İsrail’in Türkiye’den özür dilemesi hiç şüphesiz Türk dış politikası için büyük bir başarıdır. Türkiye, maliyetlerine katlanarak, haklı olduğu bir konuda, ısrarlı ve sabırlı duruşunun karşılığını aldı. İsrail, Türkiye’yi yıldırabilmek için, terörü desteklemek de dâhil olmak üzere hemen hemen her yöntemi denedi, fakat başarılı olamadı.
Türkler kararlı durdular. Sonunda İsrail Türkiye’yi kazanmak için özür dilemekten başka yol olmadığını ABD’nin yardımıyla da olsa gördü.

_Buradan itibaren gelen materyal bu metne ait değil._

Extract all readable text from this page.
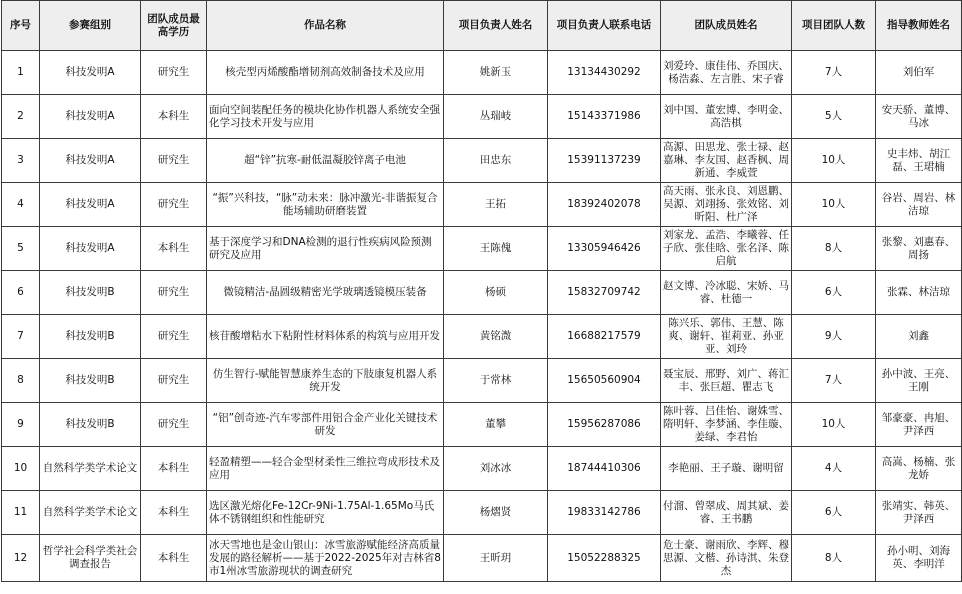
序号	参赛组别	团队成员最高学历	作品名称	项目负责人姓名	项目负责人联系电话	团队成员姓名	项目团队人数	指导教师姓名
1	科技发明A	研究生	核壳型丙烯酸酯增韧剂高效制备技术及应用	姚新玉	13134430292	刘爱玲、康佳伟、乔国庆、杨浩淼、左言胜、宋子睿	7人	刘伯军
2	科技发明A	本科生	面向空间装配任务的模块化协作机器人系统安全强化学习技术开发与应用	丛瑞岐	15143371986	刘中国、董宏博、李明金、高浩棋	5人	安天骄、董博、马冰
3	科技发明A	研究生	超“锌”抗寒-耐低温凝胶锌离子电池	田忠东	15391137239	高源、田思龙、张士禄、赵嘉琳、李友国、赵香枫、周新通、李威萱	10人	史丰炜、胡江磊、王珺楠
4	科技发明A	研究生	“振”兴科技，“脉”动未来：脉冲激光-非谐振复合能场辅助研磨装置	王拓	18392402078	高天雨、张永良、刘恩鹏、吴源、刘翊扬、张效铭、刘昕阳、杜广泽	10人	谷岩、周岩、林洁琼
5	科技发明A	本科生	基于深度学习和DNA检测的退行性疾病风险预测研究及应用	王陈傀	13305946426	刘家龙、孟浩、李曦蓉、任子欣、张佳晗、张名泽、陈启航	8人	张黎、刘惠春、周扬
6	科技发明B	研究生	微镜精洁-晶圆级精密光学玻璃透镜模压装备	杨硕	15832709742	赵文博、冷冰聪、宋娇、马睿、杜德一	6人	张霖、林洁琼
7	科技发明B	研究生	核苷酸增粘水下粘附性材料体系的构筑与应用开发	黄铭溦	16688217579	陈兴乐、郭伟、王慧、陈爽、谢轩、崔莉亚、孙亚亚、刘玲	9人	刘鑫
8	科技发明B	研究生	仿生智行-赋能智慧康养生态的下肢康复机器人系统开发	于常林	15650560904	聂宝辰、邢野、刘广、蒋汇丰、张巨超、瞿志飞	7人	孙中波、王亮、王刚
9	科技发明B	研究生	“铝”创奇迹-汽车零部件用铝合金产业化关键技术研发	董攀	15956287086	陈叶蓉、吕佳怡、谢姝雪、隋明轩、李梦涵、李佳璇、姜绿、李君怡	10人	邹豪豪、冉旭、尹泽西
10	自然科学类学术论文	本科生	轻盈精塑——轻合金型材柔性三维拉弯成形技术及应用	刘冰冰	18744410306	李艳丽、王子璇、谢明留	4人	高嵩、杨楠、张龙娇
11	自然科学类学术论文	本科生	选区激光熔化Fe-12Cr-9Ni-1.75Al-1.65Mo马氏体不锈钢组织和性能研究	杨熠贤	19833142786	付溜、曾翠成、周其斌、姜睿、王书鹏	6人	张靖实、韩英、尹泽西
12	哲学社会科学类社会调查报告	本科生	冰天雪地也是金山银山：冰雪旅游赋能经济高质量发展的路径解析——基于2022-2025年对吉林省8市1州冰雪旅游现状的调查研究	王昕玥	15052288325	危士豪、谢雨欣、李辉、穆思源、文楷、孙诗淇、朱登杰	8人	孙小明、刘海英、李明洋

İsrail’i bu noktaya gelmesinde Türkiye’nin kararlılığı kadar ABD’nin 3 yıldır devam eden baskısı ve Arap Baharı’nın getirdiği belirsizlikler de etkili olmuştur. İsrail, Arap Baharı’nın Lübnan’a, Ürdün’e ve Filistin’e sıçraması, Suriye ve Mısır’ın radikal bir duruşa geçmesi gibi ihtimaller karşısında Türkiye’ye daha fazla ihtiyaç duymuştur.
Özrün etkileri
İsrail’in özür dilemesi, tazminat talebini kabul etmesi ve Gazze üzerindeki ablukanın kaldırılması ikili ilişkilerin ötesinde bölgesel sonuçlar doğuracaktır. İsrail’in tarihinde ilk defa özür dilediği, böyle bir tavrı Batılı ülkelere karşı dahi göstermediği düşünülecek olursa özrün ilk sonucu prestij kazanmaktır.
Türkiye, İsrail karşısındaki dik duruşu sayesinde tüm İslam dünyasının ve elbette Arap Baharı’nın doğal önderliği yolunda sağlam bir adım daha atmıştır. Bu durum İran’ı ve müttefiklerini memnun etmeyecektir.
İsrail ile Türkiye arasındaki buzların erimesi belki de en büyük etkiyi Suriye üzerinde yapacaktır. İsrail’in Suriyeli muhalefet konusundaki çekincelerini azaltması Batılı ülkelerin Suriye politikalarını önemli ölçüde değiştirebilir. Zaten İsraillilerin ve ABD’nin özürden bekledikleri en büyük fayda Suriye konusundadır.
İsrail’in özrü Filistin’de çözüm için de fırsatlar yaratabilir. ABD’nin de desteklediği Filistin’de iki devletli çözüm Türkiye’nin işbirliği ve yardımları olmaksızın gerçekleşemez. ABD de, İsrail de bunun farkında. Özellikle Arap Baharı’nın etrafı sardığı bir ortamda Bahar’ın Filistin’e de ulaşmasından evvel Türklerin devreye sokulması daha kolay bir geçiş sürecini sağlayabilir.
İsrail ve PKK
Son olarak İsrail’in Türkiye’ye karşı tutumunu yumuşatmasının PKK terörünün sona erdirilmesinde olumlu etkileri olabilir. Bir ara Türkiye’yi cezalandırmak için PKK’ya destek seçeneğini bile göz önünde bulunduran İsrail’in örgüt ile arasına mesafe koyması barış görüşmelerinin başarı şansını arttıracaktır. Daha da önemlisi Ortadoğu’da Türkiye yaklaşımının öne çıkması PKK’yı barışa ikna etmede önemli bir etki yapacaktır.
Normalde bugünkü yazımızı sadece Nevruz kutlamalarına ve Öcalan’ın açıklamalarına ayıracaktık. Son dakikada gelen İsrail’in özrü ister istemez gündemi değiştirdi. Fakat değinmeden olmaz, İsrail’in özrü nasıl bir dış politika başarısı ise Öcalan’ın açıklamaları da aynı ölçüde bir iç politika başarısıdır.
Her iki gelişme de Türkiye için sevindirici gelişmelerdir. Ancak zorlu bir dönemden geçtiğimiz de unutulmamalıdır.
PKK ve İsrail’in geçmiş karneleri de dikkate alındığında her iki konuda da henüz yolun başında olduğumuz gerçeği dikkate alınmalıdır. Her iki konuda da söylemin eylem ile desteklenmesini beklemek gerekir. Kısacası ihtiyatlı iyimserliğe devam.